Für Wolfgang Schäuble gilt im Dopingfall Claudia Pechstein die Unschuldsvermutung. Dennoch spricht sich der Innenminister auch für Sperren ohne positiven Dopingtest aus.

Auch für Innenminister Wolfgang Schäuble gilt im Dopingfall Claudia Pechstein die Unschuldsvermutung. "Der Deutsche Olympische Sportbund hat richtig reagiert, als er betont hat, das Prinzip der Unschuldsvermutung müsse auch für Pechstein gelten", sagte Schäuble der Welt und der Berliner Morgenpost.

Dennoch setzte er sich für den umstrittenen neuen Code der Weltantidoping-Agentur Wada ein und hofft im Sinne eines effizienten Kampfes gegen Doping, dass grundsätzlich Sperren ohne positiven Dopingtest möglich sind. "Wir wissen, dass zwischen aufdeckender Wissenschaft und immer neuen Methoden des Missbrauchs ein stetiger Wettlauf besteht. Und wenn es jetzt neue Methoden des Nachweises gibt, kann man das nur begrüßen."

Der Innenminister spricht sich deswegen dafür aus, eine Verurteilung aufgrund von Indizien auch vor den Sportgerichten zuzulassen: "Indizienbeweise sind auch im Strafverfahren nichts Ungewöhnliches. Indizien haben keine schwache Beweiskraft."

Pechstein hält Indizienkette für nicht ausreichend

Pechstein, die vom Eislauf-Weltverband ISU ohne positiven Befund wegen Blutdopings für zwei Jahre gesperrt worden ist, hält die Indizienkette der ISU für nicht ausreichend und führt an, dass die vom Weltverband angeführten erhöhten Retikulozyten-Werte in ihrem Blut auch in Erkrankungen oder Anomalien ihren Ursprung haben könnten.

Für Schäuble ist der Fall Pechstein zudem ein Beispiel für die Effizienz der Sportgerichtsbarkeit: "Bisher gilt: Wer gegen bestimmte Regeln verstoßen hat, der wird gesperrt.
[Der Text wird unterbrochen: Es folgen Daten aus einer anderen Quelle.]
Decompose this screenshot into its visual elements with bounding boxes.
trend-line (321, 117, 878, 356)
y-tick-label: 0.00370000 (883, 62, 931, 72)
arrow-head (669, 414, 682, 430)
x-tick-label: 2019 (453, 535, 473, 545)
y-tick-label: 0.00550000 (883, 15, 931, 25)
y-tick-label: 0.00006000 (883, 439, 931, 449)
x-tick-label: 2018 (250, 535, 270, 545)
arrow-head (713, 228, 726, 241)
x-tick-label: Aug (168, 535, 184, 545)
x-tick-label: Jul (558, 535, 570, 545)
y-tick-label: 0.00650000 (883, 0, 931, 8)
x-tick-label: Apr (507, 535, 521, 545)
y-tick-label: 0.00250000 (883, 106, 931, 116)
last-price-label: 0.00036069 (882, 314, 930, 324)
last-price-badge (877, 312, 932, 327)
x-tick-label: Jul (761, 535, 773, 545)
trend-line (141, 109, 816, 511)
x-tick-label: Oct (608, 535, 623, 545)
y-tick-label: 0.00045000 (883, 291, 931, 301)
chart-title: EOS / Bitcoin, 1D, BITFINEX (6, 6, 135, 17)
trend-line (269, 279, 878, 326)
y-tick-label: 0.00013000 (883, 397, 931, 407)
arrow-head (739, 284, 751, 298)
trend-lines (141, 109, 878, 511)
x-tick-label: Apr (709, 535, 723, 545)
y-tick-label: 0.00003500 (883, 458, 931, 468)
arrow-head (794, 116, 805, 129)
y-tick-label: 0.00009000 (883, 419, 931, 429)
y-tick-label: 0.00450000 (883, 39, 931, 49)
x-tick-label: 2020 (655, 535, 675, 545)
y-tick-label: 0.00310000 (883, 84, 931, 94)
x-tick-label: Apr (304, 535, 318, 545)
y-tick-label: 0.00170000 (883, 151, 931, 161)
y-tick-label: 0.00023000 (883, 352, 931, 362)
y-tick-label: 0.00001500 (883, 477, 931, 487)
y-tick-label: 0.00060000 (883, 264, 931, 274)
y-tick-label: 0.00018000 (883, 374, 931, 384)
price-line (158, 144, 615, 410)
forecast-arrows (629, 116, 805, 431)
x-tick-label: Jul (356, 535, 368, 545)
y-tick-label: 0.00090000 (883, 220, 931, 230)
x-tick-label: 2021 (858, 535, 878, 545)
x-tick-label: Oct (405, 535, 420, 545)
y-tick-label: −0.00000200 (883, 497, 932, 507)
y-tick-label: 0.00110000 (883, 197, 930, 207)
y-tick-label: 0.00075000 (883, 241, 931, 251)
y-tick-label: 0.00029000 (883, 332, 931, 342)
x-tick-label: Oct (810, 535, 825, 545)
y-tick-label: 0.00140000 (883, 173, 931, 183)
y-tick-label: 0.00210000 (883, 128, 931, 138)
Daher ist der Sport auch besser in der Lage, den Verstoß zu bekämpfen und zu sanktionieren als der Strafgesetzgeber. Die Handlungsmöglichkeiten des Sports sind effizienter, und daher ist es richtig, dass wir den Vorrang des Sports gegen alle Kritik verteidigen. Jetzt muss die Sportgerichtsbarkeit den Fall endgültig klären." Eine Entscheidung wird der internationale Sportgerichtshof CAS in Lausanne voraussichtlich im Herbst fällen.

Von diesem Urteil hängt auch Pechsteins Zukunft als Beamte der Bundespolizei ab. "Man wird abwarten müssen, was Pechsteins angekündigter Gang vor den CAS bringt", sagte Schäuble, Pechsteins oberster Dienstherr: "Das Disziplinarverfahren wird nun ausgesetzt, bis die Entscheidung des CAS vorliegt."